Permanently Deleted

    • GorbinOutOverHere [comrade/them]
      ·
      2 years ago

      I really raelly really really regret not having like self confidence in my decisionmaking when I was 18 because I had a bunch of money as a graduation gift and I literally wanted to dump all of it into bitcoin when it was worth fractions of a penny but instead of just doing that I asked everybody I knew "do you think this is a good idea" but everybody told me to buy a guitar instead

      now I have a guitar I don't play

      if spent the guitar money on bitcoin it would have been so many bitcoins that at peak value I would be like Rockefeller rich, minus whatever sold before that point :yea: \

      but hey in this timeline I'm a sexy himbo communist instead of a libertarian coinlord so that's a plus, I tell myself as I barely scrape by

      • Frank [he/him, he/him]
        ·
        2 years ago

        I don't gamble, as a rule, because this narrative is so tempting. In hindsight, having seen how everything played out, I think "Damn, why didn't I buy some bitcoin back when all my friends were talking about it?" A lot of them cashed out a few thousand dollars years ago.

        But then I think about all the other schemes and scams that didn't pan out, all the people who lost their life savings and their homes and their kid's college funds and any other asset they had, the people made destitute, and I remind myself that the house always wins in the end.

        If you're going to gamble never gamble more than you can afford to lose, and preferably do it with someone else's money.

      • usernamesaredifficul [he/him]
        ·
        2 years ago

        you can't view the market in retrospect. You made what was a sensible market decision given the information you had at the time

        • GorbinOutOverHere [comrade/them]
          ·
          2 years ago

          I knew it would end up like this though, or like, I saw which way it was gonna go. It was so obvious. But i literally could not make a decision on anything without the input of others at this point in my life :bawllin-sad:

      • knifestealingcrow [any]
        ·
        2 years ago

        If I ever get transported back in time to a pre-bitcoin version of myself I've long decided that I'd buy a bunch of Bitcoin, cash out at peak with that handy dandy hindsight (does it become foresight if the thing you saw in hindsight are no longer in the past??) and use the resulting money to fund communist movements globally

        • GorbinOutOverHere [comrade/them]
          ·
          2 years ago

          i got a very nice flamenco guitar after my teacher said "don't get a flamenco guitar" but then he said it was a very nice guitar for classical stuff too :soviet-huff:

    • UlyssesT
      hexagon
      ·
      edit-2
      2 months ago

      deleted by creator

      • usernamesaredifficul [he/him]
        ·
        edit-2
        2 years ago

        that is true but also being involved in bitcoin is spiritually corrosive and just makes you insufferable to be around

        for what should it profit a man if he gains the world but starts talking about blockchain at social functions

        • UlyssesT
          hexagon
          ·
          edit-2
          2 months ago

          deleted by creator

      • BelieveRevolt [he/him]
        ·
        2 years ago

        I said back in like 2010-2011 Bitcoin would be like a pyramid scheme in which the first ones in would be the ones who profit, although my reasoning was that Bitcoin was designed to be harder to mine as more of it was mined.

        • StewartCopelandsDad [he/him]
          ·
          2 years ago

          That is/was true but the guys who mined 10000 Bitcoin are now so fabulously wealthy that they've receded from public life entirely.
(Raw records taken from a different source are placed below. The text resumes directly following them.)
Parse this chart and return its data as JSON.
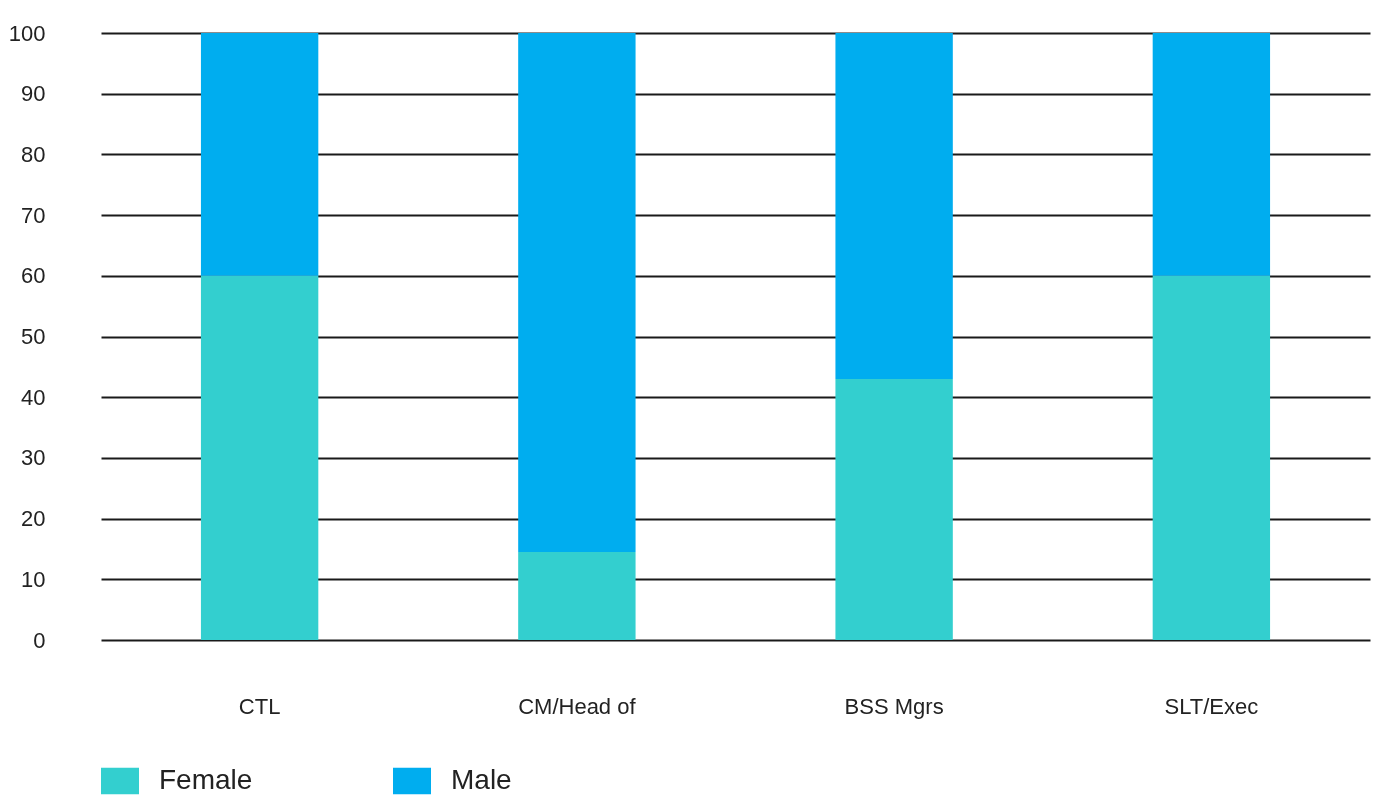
{
  "chart_data": {
    "type": "bar",
    "stacked": true,
    "categories": [
      "CTL",
      "CM/Head of",
      "BSS Mgrs",
      "SLT/Exec"
    ],
    "series": [
      {
        "name": "Female",
        "color": "#33cfcf",
        "values": [
          60,
          14.5,
          43,
          60
        ]
      },
      {
        "name": "Male",
        "color": "#00adef",
        "values": [
          40,
          85.5,
          57,
          40
        ]
      }
    ],
    "ylim": [
      0,
      100
    ],
    "yticks": [
      0,
      10,
      20,
      30,
      40,
      50,
      60,
      70,
      80,
      90,
      100
    ],
    "grid": "y",
    "legend": "bottom"
  }
}
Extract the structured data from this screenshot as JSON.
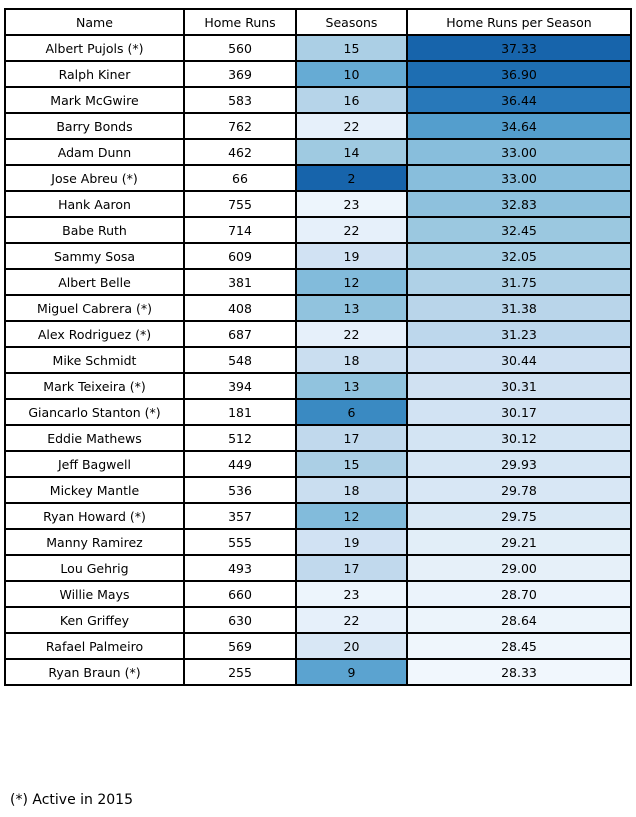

The yappy ones are later adopters.

          • BelieveRevolt [he/him]
            ·
            edit-2
            2 years ago

            I saw someone elsewhere make the argument that very few people managed to hold on to their bitcoins from the earliest days. All of the earliest exchanges (like Magic the Gathering Online Exchange) all either collapsed or turned out to be scams, so you'd basically need to be prescient enough to keep them on a hard drive for years and hope you don't lose it. Not many people would've even given bitcoins that much effort, since they weren't worth much.

            Most also probably sold them when they were worth like $100 each.

            • familiar [he/him]
              ·
              2 years ago

              I knew about it way back when too, but fuck having that on my brain for any amount of time. I never would have believed it got as big as it is today, and probably would have sold them for at like $7-800 at the 2014 peak and been done. I probably would have bought in at like $80-100, so it wouldn't have even been that much money.

              If I somehow still had them when they were in the $30-60k range, I would be tortured by the fucking price graphs day in and day out, I really don't need that.

            • Frank [he/him, he/him]
              ·
              2 years ago

              I have friends who made a few thousand dollars on it, but they all mined their own coins really early on bc they're tech nerds and thought it was a neat idea, then sold when it seemed like it was as high as it would get (it was not). But they all recognize that they got lucky compared to the countless people who bought in and lost, or worse went all in and got wiped out.